Yet
is it not impossible that she may have more shapes than one. What else
is all that rank of things indifferent, wherein Truth may be on this
side or on the other, without being unlike herself? What but a vain
shadow else is the abolition of those ordinances, that hand-writing
nailed to the cross? What great purchase is this Christian liberty which
Paul so often boasts of? His doctrine is, that he who eats or eats not,
regards a day or regards it not, may do either to the Lord. How many
other things might be tolerated in peace, and left to conscience, had we
but charity, and were it not the chief stronghold of our hypocrisy to be
ever judging one another?
I fear yet this iron yoke of outward conformity hath left a slavish
print upon our necks; the ghost of a linen decency yet haunts us.

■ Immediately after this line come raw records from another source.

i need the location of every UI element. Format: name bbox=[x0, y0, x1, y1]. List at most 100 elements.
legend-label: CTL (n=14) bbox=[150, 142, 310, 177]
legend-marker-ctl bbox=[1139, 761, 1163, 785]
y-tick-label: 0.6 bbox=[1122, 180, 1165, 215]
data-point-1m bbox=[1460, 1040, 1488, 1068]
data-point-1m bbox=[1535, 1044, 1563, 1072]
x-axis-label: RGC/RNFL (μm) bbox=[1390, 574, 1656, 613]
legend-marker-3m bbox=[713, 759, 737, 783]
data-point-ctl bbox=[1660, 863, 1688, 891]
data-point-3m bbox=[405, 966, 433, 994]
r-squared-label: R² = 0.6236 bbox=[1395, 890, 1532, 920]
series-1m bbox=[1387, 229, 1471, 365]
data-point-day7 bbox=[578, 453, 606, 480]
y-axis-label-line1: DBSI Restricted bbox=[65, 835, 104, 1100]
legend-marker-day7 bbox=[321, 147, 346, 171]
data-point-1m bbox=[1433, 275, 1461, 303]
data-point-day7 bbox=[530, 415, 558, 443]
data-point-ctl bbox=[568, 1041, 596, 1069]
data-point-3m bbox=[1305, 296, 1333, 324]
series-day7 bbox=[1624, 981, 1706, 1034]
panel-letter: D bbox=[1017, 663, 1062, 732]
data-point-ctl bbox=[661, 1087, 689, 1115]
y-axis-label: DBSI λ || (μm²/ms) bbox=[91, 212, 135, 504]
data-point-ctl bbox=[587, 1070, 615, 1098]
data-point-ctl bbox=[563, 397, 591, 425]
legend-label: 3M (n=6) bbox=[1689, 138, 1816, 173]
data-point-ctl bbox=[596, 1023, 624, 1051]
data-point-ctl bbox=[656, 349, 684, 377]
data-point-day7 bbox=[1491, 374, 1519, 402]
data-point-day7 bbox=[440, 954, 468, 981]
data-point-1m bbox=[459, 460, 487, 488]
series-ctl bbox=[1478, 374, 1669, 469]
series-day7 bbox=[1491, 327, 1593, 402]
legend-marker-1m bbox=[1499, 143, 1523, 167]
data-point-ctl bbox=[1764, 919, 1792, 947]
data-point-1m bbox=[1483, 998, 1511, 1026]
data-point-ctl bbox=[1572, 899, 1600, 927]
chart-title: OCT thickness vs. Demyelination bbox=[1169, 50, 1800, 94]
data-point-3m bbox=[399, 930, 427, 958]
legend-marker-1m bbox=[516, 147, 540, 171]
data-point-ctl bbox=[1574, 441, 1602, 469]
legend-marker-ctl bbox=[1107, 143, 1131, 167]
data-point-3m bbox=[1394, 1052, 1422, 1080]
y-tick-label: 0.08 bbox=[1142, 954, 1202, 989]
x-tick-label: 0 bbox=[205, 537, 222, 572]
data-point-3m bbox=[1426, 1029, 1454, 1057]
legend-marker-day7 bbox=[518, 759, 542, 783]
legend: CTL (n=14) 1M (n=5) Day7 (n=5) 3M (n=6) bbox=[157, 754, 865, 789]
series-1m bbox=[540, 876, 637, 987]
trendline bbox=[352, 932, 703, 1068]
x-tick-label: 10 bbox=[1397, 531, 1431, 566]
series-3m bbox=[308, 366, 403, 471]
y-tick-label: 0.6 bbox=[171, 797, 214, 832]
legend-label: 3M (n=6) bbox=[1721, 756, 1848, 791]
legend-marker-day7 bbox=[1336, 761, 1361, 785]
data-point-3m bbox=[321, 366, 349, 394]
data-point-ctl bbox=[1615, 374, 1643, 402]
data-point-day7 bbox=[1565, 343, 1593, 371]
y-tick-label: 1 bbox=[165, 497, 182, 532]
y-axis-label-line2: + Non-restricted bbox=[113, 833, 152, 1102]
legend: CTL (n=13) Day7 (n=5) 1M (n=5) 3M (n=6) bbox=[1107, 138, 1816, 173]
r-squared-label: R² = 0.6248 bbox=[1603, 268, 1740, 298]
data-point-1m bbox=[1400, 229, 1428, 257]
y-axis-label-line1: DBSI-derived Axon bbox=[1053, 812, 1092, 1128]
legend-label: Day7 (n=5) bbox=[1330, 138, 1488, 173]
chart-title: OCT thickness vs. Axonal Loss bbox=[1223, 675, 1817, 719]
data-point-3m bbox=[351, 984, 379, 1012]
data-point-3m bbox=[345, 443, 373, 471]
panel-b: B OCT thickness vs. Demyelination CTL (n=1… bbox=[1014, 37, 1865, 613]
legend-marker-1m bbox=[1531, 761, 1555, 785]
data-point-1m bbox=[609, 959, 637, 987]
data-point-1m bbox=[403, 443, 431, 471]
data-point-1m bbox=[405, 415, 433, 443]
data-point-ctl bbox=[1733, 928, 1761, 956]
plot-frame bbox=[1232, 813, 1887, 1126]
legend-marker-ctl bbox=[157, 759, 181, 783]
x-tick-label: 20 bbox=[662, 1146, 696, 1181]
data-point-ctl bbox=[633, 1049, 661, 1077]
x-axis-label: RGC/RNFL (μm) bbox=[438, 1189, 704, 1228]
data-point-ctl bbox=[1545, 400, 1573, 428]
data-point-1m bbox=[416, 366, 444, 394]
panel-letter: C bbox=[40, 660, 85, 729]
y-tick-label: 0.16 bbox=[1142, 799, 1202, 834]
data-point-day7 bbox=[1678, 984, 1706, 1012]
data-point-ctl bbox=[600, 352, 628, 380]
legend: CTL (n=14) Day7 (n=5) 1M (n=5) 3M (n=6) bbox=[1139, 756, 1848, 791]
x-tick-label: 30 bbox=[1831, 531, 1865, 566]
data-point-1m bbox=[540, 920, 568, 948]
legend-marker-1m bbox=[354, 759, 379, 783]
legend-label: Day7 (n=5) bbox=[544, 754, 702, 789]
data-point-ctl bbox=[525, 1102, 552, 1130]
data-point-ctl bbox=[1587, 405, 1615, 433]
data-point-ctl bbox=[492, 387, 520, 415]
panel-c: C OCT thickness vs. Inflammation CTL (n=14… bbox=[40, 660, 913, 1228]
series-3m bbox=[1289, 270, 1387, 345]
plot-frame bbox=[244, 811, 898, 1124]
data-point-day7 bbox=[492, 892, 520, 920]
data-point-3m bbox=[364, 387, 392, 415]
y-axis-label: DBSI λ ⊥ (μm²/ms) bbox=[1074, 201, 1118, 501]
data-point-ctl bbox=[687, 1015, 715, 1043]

We stumble and are impatient at the least dividing of one visible
congregation from another, though it be not in fundamentals; and
through our forwardness to suppress, and our backwardness to recover
any enthralled piece of truth out of the gripe of custom, we care not to
keep truth separated from truth, which is the fiercest rent and disunion
of all. We do not see that, while we still affect by all means a rigid
external formality, we may as soon fall again into a gross conforming
stupidity, a stark and dead congealment of wood and hay and stubble,
forced and frozen together, which is more to the sudden degenerating of
a Church than many subdichotomies of petty schisms.